One week later, we are still 125 years old and still thankful! It appears the Lectionary readings are one week behind with the ultimate polite thank you by the healed leper. This Samaritan, a foreigner yet, knew how to give thanks for the good things in life he didn’t expect. Maybe he was an early Canadian.
          
One way of looking at this story is that Jesus was trying to stay out of trouble for once. He was heading for Jerusalem by slipping through the border region between Galilee and Samaria - the place one should not go.
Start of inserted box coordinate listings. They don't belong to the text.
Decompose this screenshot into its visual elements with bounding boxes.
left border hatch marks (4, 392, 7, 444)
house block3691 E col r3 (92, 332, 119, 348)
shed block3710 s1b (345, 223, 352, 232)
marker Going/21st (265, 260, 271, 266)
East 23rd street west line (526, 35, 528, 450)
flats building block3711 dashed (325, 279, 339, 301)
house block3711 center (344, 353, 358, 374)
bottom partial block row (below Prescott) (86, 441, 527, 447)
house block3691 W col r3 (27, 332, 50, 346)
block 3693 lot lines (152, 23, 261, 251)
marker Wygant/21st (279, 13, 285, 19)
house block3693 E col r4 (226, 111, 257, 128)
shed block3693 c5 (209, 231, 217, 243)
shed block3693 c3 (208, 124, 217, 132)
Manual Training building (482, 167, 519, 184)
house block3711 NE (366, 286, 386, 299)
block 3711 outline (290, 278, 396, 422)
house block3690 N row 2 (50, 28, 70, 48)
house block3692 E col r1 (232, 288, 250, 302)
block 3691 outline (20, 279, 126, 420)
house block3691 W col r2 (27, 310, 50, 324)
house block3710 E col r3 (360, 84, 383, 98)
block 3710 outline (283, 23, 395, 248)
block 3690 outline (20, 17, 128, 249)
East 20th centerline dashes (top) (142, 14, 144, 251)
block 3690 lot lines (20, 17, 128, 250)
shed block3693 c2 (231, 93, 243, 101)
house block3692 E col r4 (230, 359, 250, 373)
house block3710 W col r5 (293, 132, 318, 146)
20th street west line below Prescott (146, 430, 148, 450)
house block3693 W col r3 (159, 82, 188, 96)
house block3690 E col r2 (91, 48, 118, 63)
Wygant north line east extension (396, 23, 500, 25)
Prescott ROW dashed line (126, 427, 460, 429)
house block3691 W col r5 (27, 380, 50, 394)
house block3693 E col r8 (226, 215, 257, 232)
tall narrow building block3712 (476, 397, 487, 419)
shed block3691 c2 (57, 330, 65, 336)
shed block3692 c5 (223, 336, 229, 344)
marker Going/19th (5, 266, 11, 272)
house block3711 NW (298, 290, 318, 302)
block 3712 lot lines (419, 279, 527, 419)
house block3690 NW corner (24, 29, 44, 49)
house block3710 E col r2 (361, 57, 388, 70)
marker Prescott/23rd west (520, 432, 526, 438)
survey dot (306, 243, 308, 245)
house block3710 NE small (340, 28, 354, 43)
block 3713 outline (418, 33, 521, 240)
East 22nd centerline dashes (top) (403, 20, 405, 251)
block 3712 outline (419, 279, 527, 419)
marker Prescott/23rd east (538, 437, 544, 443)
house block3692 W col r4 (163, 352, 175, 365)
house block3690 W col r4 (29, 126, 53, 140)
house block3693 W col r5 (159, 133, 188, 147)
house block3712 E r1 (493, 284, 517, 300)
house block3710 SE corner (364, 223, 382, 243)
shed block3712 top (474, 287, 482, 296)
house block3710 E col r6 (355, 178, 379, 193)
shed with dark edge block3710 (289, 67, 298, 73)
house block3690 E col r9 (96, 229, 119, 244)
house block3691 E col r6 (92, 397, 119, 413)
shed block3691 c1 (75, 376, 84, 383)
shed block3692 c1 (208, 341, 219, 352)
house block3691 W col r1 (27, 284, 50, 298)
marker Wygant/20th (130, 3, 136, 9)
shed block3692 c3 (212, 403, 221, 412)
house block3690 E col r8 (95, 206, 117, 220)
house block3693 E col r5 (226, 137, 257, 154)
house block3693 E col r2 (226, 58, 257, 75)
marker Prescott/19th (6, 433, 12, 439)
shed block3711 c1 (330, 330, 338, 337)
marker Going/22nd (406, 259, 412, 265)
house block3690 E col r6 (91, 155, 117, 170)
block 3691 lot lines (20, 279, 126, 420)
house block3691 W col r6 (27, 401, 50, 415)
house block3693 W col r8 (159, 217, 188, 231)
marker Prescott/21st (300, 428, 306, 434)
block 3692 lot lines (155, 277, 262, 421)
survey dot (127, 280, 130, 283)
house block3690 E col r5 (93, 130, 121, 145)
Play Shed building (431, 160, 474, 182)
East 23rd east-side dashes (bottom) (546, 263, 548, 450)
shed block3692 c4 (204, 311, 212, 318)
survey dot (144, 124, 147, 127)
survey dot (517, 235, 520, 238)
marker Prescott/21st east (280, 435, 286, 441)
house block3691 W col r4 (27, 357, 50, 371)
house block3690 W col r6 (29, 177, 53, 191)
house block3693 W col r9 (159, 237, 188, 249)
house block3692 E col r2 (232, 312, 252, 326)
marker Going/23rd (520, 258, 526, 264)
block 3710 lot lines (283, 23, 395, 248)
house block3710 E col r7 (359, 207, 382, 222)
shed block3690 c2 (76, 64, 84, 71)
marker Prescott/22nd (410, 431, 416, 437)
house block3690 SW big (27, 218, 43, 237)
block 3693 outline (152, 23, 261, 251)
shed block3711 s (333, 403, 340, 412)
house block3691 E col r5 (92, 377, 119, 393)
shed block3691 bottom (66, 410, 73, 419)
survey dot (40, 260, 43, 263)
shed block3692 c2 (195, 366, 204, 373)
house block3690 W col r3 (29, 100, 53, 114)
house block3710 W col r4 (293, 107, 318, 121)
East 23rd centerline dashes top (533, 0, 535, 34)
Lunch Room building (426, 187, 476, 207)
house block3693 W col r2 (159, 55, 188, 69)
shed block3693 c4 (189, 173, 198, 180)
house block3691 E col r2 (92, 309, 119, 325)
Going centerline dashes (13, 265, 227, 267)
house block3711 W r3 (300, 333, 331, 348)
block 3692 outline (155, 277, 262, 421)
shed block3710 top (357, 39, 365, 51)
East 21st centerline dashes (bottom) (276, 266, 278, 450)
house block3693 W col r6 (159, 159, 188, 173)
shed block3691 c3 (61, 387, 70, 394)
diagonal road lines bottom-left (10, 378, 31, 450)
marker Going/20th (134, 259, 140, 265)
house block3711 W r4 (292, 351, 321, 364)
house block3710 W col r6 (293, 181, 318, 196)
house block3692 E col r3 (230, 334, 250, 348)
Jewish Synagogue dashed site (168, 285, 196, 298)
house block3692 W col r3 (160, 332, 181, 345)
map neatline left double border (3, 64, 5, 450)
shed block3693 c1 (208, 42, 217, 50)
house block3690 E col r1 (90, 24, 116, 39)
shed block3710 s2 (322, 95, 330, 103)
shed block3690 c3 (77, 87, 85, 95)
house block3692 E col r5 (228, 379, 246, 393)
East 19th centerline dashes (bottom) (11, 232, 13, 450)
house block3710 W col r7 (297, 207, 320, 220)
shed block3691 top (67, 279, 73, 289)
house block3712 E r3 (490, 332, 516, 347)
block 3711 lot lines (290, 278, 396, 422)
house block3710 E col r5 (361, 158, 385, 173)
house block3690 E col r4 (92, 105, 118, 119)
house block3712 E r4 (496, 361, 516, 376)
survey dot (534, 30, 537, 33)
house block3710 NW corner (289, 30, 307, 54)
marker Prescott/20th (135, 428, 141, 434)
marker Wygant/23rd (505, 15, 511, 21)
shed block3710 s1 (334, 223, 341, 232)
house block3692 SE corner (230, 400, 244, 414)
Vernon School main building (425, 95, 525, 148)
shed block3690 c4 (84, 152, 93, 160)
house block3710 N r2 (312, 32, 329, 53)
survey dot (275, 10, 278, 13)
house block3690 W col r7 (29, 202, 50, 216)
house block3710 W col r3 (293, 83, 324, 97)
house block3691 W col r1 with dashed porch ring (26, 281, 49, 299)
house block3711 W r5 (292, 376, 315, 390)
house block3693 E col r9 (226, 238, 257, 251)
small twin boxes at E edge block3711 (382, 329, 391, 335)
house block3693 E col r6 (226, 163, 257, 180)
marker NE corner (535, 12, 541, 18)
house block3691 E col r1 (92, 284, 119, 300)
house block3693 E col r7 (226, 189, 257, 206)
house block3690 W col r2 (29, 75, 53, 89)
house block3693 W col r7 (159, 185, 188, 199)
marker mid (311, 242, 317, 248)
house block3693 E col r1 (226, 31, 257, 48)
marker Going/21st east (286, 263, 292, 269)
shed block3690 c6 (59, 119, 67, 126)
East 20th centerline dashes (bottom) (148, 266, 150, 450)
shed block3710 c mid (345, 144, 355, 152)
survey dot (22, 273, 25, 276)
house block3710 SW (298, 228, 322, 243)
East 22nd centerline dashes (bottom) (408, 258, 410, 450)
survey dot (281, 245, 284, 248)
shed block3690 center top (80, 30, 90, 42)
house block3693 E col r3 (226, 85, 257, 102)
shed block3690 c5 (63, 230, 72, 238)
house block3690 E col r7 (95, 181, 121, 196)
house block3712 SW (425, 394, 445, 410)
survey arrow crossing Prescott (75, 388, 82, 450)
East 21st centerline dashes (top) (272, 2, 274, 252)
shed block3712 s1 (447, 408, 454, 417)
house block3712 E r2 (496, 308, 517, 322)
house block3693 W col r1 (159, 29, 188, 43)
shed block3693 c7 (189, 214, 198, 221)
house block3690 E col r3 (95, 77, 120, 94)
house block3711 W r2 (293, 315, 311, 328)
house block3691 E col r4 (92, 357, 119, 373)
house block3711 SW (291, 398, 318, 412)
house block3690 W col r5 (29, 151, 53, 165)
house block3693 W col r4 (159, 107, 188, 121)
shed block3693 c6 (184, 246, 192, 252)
Entering an unnamed village there were the 10 lepers, a nice round number of abject misery. Misery knows his name and they call out for mercy specifically to Jesus, although they make a point of not coming too close physically.
          
Mercy is sometimes defined as grace or help that you don’t really deserve. The lepers genuinely believed that they had done something wrong to deserve their ugly and horrible skin disease. They had to believe it because everybody else was always telling them that they were obviously great sinners.
          
The fact that the Samaritan said thank you is not surprising; it is virtually a reflex that most of us would naturally feel. Why did the nine others, healed and ready to live a second life, not say thank you? Did they not believe this was mercy, but their inalienable right that had been restored? Perhaps they weren’t ungrateful, but just didn’t believe “thanks” was necessary. After all, if there is no God then giving thanks is sort of a silly exercise. Who really thanks the universe?